To compare the impact of reirradiation versus systemic therapy on overall survival (OS), progression free survival (PFS), adverse events (AEs) and quality of life (QoL) in patients with recurrent high-grade glioma (rHGG).

Material and Methods

The systematic review was conducted in accordance with PRISMA guidelines. A search was performed on the PubMed, Scopus, Embase and CENTRAL databases on 18 March 2022. Studies published from 2010 comparing OS, PFS, AEs and/or QoL in patients with rHGG, and encompassing the following three groups were included; systemic therapy vs reirradiation, systemic therapy vs systemic therapy & reirradiation (combination therapy), reirradiation vs combination therapy. Data was extracted including information on study characteristics, participants, interventions, and relevant outcome measures. The logHR and SE(logHR) for OS and PFS, and logRR and SE(logRR) for AEs were extracted or estimated if not reported for each study. Data was pooled by each comparator group using the generic inverse variance method, and the DerSimionian and Laird random effects model was utilised. A subgroup analysis was performed on studies which accounted for confounders through methodology or multivariate analysis. Risk of bias (RoB) was assessed for randomised control trials (RCTs) using the Cochrane RoB 2 tool, while the ROBINS-I tool was used to assess RoB for non-randomised studies.

Results

28 studies were included. In the systemic therapy vs reirradiation group; there was no difference in OS (3 studies, 237 participants; HR 0.83 (95%CI 0.51-1.35), p=0.45, I2=37%) and PFS (2 studies, 185 participants; HR 0.80 (95%CI 0.55-1.18), p=0.26, I2=0%). In the systemic therapy vs combination therapy group (Table 1); combination therapy improved OS (5 studies, 290 participants; HR 0.59 (95%CI 0.44-0.77), p=0.0002, I2=0%) and PFS (4 studies, 232 participants; HR= 0.53 (95%CI 0.36-0.77), p=0.001, I2=44%), and there was no difference in grade 3+ AEs (3 studies, 151 participants; RR 1.32 (95%CI 0.58-3.01), p=0.50, I2=0%). In the reirradiation vs combination therapy group (Table 2); combination therapy improved OS (14 studies, 805 participants; HR 0.60 (0.48-0.75), p<0.0001, I2=29%) and PFS (5 studies, 259 participants; HR 0.48 (95%CI 0.35-0.65), p<0.00001, I2=0%), and combining reirradiation with bevacizumab reduced radionecrosis (3 studies, 129 participants; RR 0.04 (95%CI 0.01-0.23, p=0.0002, I2=0%).
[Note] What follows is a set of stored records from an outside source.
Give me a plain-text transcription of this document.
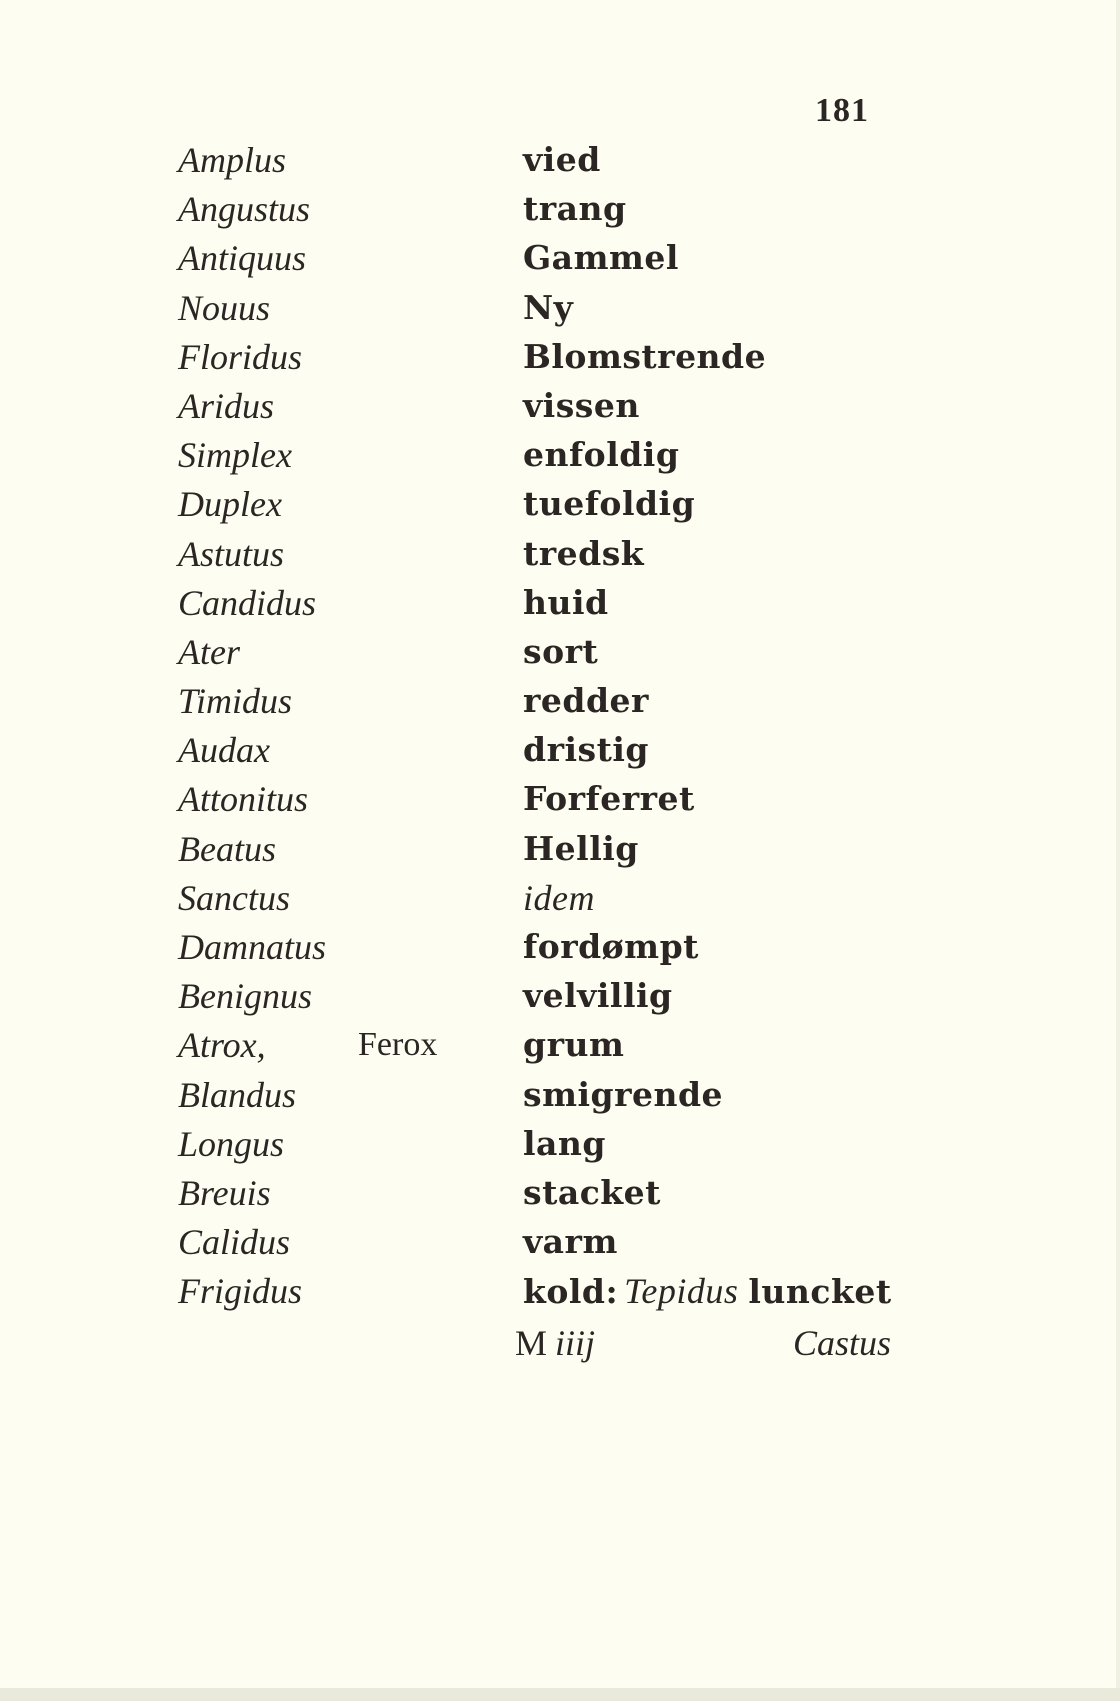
181
Amplus	vied
Angustus	trang
Antiquus	Gammel
Nouus	Ny
Floridus	Blomstrende
Aridus	vissen
Simplex	enfoldig
Duplex	tuefoldig
Astutus	tredsk
Candidus	huid
Ater	sort
Timidus	redder
Audax	dristig
Attonitus	Forferret
Beatus	Hellig
Sanctus	idem
Damnatus	fordømpt
Benignus	velvillig
Atrox,	Ferox	grum
Blandus	smigrende
Longus	lang
Breuis	stacket
Calidus	varm
Frigidus	kold: Tepidus luncket
M iiij	Castus
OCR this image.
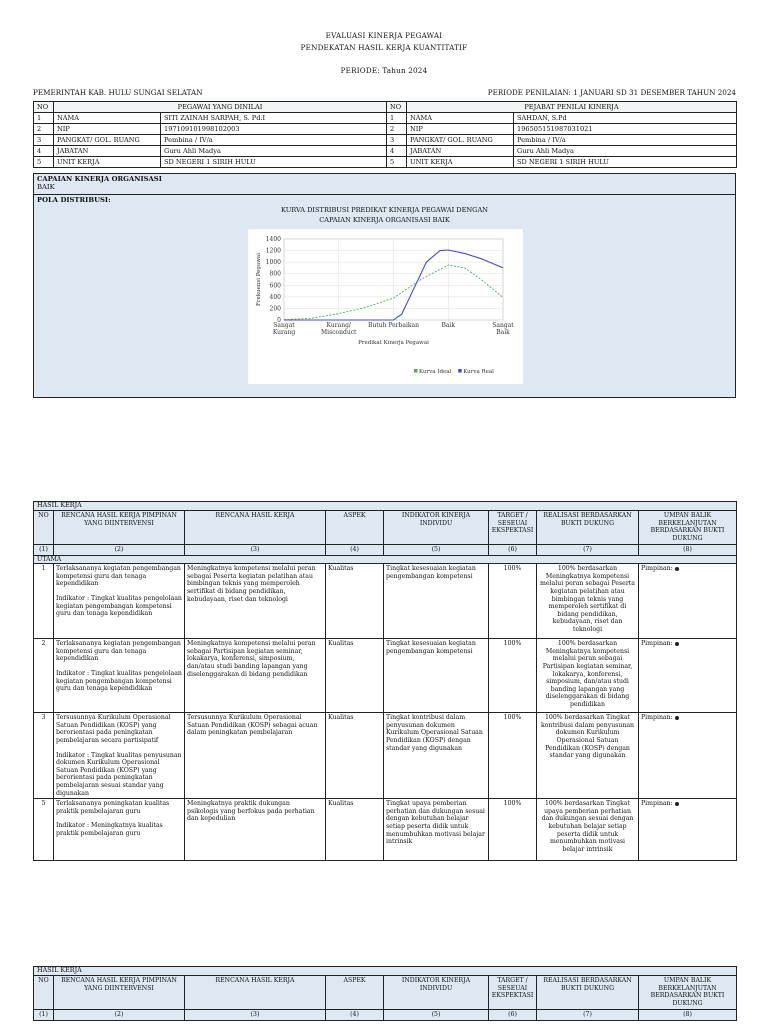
EVALUASI KINERJA PEGAWAI
PENDEKATAN HASIL KERJA KUANTITATIF
PERIODE: Tahun 2024
PEMERINTAH KAB. HULU SUNGAI SELATAN	PERIODE PENILAIAN: 1 JANUARI SD 31 DESEMBER TAHUN 2024
NO	PEGAWAI YANG DINILAI		NO	PEJABAT PENILAI KINERJA	
1	NAMA	SITI ZAINAH SARPAH, S. Pd.I	1	NAMA	SAHDAN, S.Pd
2	NIP	197109101998102003	2	NIP	196505151987031021
3	PANGKAT/ GOL. RUANG	Pembina / IV/a	3	PANGKAT/ GOL. RUANG	Pembina / IV/a
4	JABATAN	Guru Ahli Madya	4	JABATAN	Guru Ahli Madya
5	UNIT KERJA	SD NEGERI 1 SIRIH HULU	5	UNIT KERJA	SD NEGERI 1 SIRIH HULU
CAPAIAN KINERJA ORGANISASI
BAIK
POLA DISTRIBUSI:
KURVA DISTRIBUSI PREDIKAT KINERJA PEGAWAI DENGAN
CAPAIAN KINERJA ORGANISASI BAIK
0
200
400
600
800
1000
1200
1400
Sangat
Kurang
Kurang/
Misconduct
Butuh Perbaikan	Baik	Sangat
Baik
Predikat Kinerja Pegawai
Frekuensi Pegawai
Kurva Ideal Kurva Real
HASIL KERJA							
NO	RENCANA HASIL KERJA PIMPINAN YANG DIINTERVENSI	RENCANA HASIL KERJA	ASPEK	INDIKATOR KINERJA INDIVIDU	TARGET / SESEUAI EKSPEKTASI	REALISASI BERDASARKAN BUKTI DUKUNG	UMPAN BALIK BERKELANJUTAN BERDASARKAN BUKTI DUKUNG
(1)	(2)	(3)	(4)	(5)	(6)	(7)	(8)
UTAMA							
1	Terlaksananya kegiatan pengembangan kompetensi guru dan tenaga kependidikan
Indikator : Tingkat kualitas pengelolaan kegiatan pengembangan kompetensi guru dan tenaga kependidikan	Meningkatnya kompetensi melalui peran sebagai Peserta kegiatan pelatihan atau bimbingan teknis yang memperoleh sertifikat di bidang pendidikan, kebudayaan, riset dan teknologi	Kualitas	Tingkat kesesuaian kegiatan pengembangan kompetensi	100%	100% berdasarkan Meningkatnya kompetensi melalui peran sebagai Peserta kegiatan pelatihan atau bimbingan teknis yang memperoleh sertifikat di bidang pendidikan, kebudayaan, riset dan teknologi	Pimpinan:
2	Terlaksananya kegiatan pengembangan kompetensi guru dan tenaga kependidikan
Indikator : Tingkat kualitas pengelolaan kegiatan pengembangan kompetensi guru dan tenaga kependidikan	Meningkatnya kompetensi melalui peran sebagai Partisipan kegiatan seminar, lokakarya, konferensi, simposium, dan/atau studi banding lapangan yang diselenggarakan di bidang pendidikan	Kualitas	Tingkat kesesuaian kegiatan pengembangan kompetensi	100%	100% berdasarkan Meningkatnya kompetensi melalui peran sebagai Partisipan kegiatan seminar, lokakarya, konferensi, simposium, dan/atau studi banding lapangan yang diselenggarakan di bidang pendidikan	Pimpinan:
3	Tersusunnya Kurikulum Operasional Satuan Pendidikan (KOSP) yang berorientasi pada peningkatan pembelajaran secara partisipatif
Indikator : Tingkat kualitas penyusunan dokumen Kurikulum Operasional Satuan Pendidikan (KOSP) yang berorientasi pada peningkatan pembelajaran sesuai standar yang digunakan	Tersusunnya Kurikulum Operasional Satuan Pendidikan (KOSP) sebagai acuan dalam peningkatan pembelajaran	Kualitas	Tingkat kontribusi dalam penyusunan dokumen Kurikulum Operasional Satuan Pendidikan (KOSP) dengan standar yang digunakan	100%	100% berdasarkan Tingkat kontribusi dalam penyusunan dokumen Kurikulum Operasional Satuan Pendidikan (KOSP) dengan standar yang digunakan	Pimpinan:
5	Terlaksananya peningkatan kualitas praktik pembelajaran guru
Indikator : Meningkatnya kualitas praktik pembelajaran guru	Meningkatnya praktik dukungan psikologis yang berfokus pada perhatian dan kepedulian	Kualitas	Tingkat upaya pemberian perhatian dan dukungan sesuai dengan kebutuhan belajar setiap peserta didik untuk menumbuhkan motivasi belajar intrinsik	100%	100% berdasarkan Tingkat upaya pemberian perhatian dan dukungan sesuai dengan kebutuhan belajar setiap peserta didik untuk menumbuhkan motivasi belajar intrinsik	Pimpinan:
HASIL KERJA							
NO	RENCANA HASIL KERJA PIMPINAN YANG DIINTERVENSI	RENCANA HASIL KERJA	ASPEK	INDIKATOR KINERJA INDIVIDU	TARGET / SESEUAI EKSPEKTASI	REALISASI BERDASARKAN BUKTI DUKUNG	UMPAN BALIK BERKELANJUTAN BERDASARKAN BUKTI DUKUNG
(1)	(2)	(3)	(4)	(5)	(6)	(7)	(8)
Subgroup analysis of studies accounting for confounders through methodology or multivariate analysis reaffirmed these results. A meta-analysis could not be conducted on QoL outcomes due to insufficient reporting.



Conclusion

Combination therapy may improve OS and PFS with acceptable toxicity in select patients with rHGG. Limitations of current literature include the small number of studies, selection bias and confounders. RCTs accounting for these factors are required for further investigation. Additional studies comparing QoL outcomes are also required.